I noticed the revised version of a paper on astro-ph today by Dorn et al. ( http://arxiv.org/pdf/1307.3889.pdf ) concerning a diagnostic for errors in one’s code for approximate posterior reconstruction. In the usual case the approximation is simply the point mass approximation to the posterior from output of a Markov Chain Monte Carlo simulation (which, user errors aside, should be nicely consistent), though it could just as well be a Gaussian ansatz representing a (expected-to-be-) biased approximation to the posterior (their example) or perhaps an ABC approximation to the complete-likelihood posterior (my suggestion).

The basic idea (for *univariate* theta) follows the method suggested by Cook et al. (2006) and involves simulating theta_true from the prior, simulating mock data given theta_true from the likelihood, and then applying one’s (approximate) code for estimating the resulting posterior. If the distribution function of the true posterior for theta (given any data from the likelihood function) is strictly monotonic then it can be easily shown that the resulting distribution of P(theta<theta_true) from these repeat simulated posteriors should be uniform * if* the posterior estimating code produces unbiased estimates of the true posterior.

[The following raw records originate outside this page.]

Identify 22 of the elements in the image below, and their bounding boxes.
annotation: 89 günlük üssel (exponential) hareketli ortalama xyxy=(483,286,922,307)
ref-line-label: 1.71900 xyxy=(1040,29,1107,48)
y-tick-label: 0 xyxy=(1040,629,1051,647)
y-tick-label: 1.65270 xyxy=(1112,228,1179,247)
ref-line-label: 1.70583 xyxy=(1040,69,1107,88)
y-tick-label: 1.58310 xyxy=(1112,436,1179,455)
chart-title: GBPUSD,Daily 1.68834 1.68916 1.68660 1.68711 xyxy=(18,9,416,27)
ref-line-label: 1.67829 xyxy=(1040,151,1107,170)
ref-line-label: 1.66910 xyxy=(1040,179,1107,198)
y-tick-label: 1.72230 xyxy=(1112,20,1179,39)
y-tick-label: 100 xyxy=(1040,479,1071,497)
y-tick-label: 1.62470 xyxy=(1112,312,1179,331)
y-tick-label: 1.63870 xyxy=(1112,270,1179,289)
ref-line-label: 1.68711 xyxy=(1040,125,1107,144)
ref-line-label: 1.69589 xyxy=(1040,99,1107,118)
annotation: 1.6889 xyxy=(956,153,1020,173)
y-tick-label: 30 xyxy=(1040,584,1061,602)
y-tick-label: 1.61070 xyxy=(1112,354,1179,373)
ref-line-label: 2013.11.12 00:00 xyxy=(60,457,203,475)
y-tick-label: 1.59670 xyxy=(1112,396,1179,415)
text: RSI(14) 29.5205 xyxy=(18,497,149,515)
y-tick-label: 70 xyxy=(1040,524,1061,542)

*The point being that if we run this simulation process and examine our output distribution of P(theta<theta_true)’s we can identify (and perhaps later correct) unwanted biases in our posterior approximation code/method as departures from the uniform.*

(As Dorn et al. note, however, for multi-dimensional theta one would need to look at projections of the multi-dimensional posterior down to one dimension. [From the Cramer-Wald Theorem I might guess that looking at a basis set of normed linear mappings of the marginal P()’s is the way to go.])

Two thoughts:

(1) Pragmatically, it might be overkill to aim for a faithful approximation of the posterior over the complete product space of theta from the prior × data from the likelihood function. A more useful goal for a single experiment is to have good recovery of theta for data generated (via the likelihood function) from theta near the current posterior. That is, rather than use our original prior in Dorn et al.’s test we might instead use an ansatz for our current posterior. This is by analogy to what is already done for refinement of ABC summary statistics with respect to the RMSSE (e.g. Balding & Nunes 2010). [Before anyone gets the wrong idea, I’m not suggesting to use the data twice in our main inference step by actually changing our prior to the posterior. But I am suggesting we do it for these validation simulations!]

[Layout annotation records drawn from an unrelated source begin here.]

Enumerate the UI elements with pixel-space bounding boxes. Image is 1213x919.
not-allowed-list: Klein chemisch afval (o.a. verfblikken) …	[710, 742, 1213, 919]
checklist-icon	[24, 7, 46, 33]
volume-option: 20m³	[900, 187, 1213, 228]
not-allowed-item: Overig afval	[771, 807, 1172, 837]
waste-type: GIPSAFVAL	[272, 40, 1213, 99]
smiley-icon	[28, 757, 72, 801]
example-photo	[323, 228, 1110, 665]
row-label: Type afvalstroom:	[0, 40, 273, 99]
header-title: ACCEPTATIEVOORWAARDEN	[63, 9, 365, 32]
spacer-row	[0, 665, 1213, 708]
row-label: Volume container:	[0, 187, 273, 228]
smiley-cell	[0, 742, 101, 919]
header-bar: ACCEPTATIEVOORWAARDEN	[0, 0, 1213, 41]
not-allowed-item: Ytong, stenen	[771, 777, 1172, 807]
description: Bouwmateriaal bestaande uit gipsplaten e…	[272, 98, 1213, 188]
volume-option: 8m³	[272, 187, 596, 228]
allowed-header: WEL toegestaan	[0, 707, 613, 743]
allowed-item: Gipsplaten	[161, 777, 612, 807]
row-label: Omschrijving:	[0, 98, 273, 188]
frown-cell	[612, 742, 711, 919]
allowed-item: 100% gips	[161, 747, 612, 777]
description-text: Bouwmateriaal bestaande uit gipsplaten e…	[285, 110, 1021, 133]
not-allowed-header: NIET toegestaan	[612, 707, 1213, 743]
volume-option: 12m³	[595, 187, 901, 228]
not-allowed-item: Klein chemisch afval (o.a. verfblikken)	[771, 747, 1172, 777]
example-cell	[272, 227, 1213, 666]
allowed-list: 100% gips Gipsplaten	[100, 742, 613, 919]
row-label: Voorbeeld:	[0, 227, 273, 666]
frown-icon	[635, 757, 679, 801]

(2) Following on from my mention of the RMSSE (root mean sum of square errors) it might make sense (again pragmatically; and particularly for the multivariate case) to focus on posterior validation for a limited set of posterior functionals (e.g. the mean and covariance matrix), without being too concerned about the higher moments. At the end of the day we’re often interested in only a few such quantities, and we’d be happy to get these right at the expense of almost everything else.

As it stands I think the paper raises an important issue (validation of one’s posterior simulations), but more work is needed to make it usefully applicable to multi-dimensional posteriors (which are the one’s we usually have difficulty simulating in the first place!).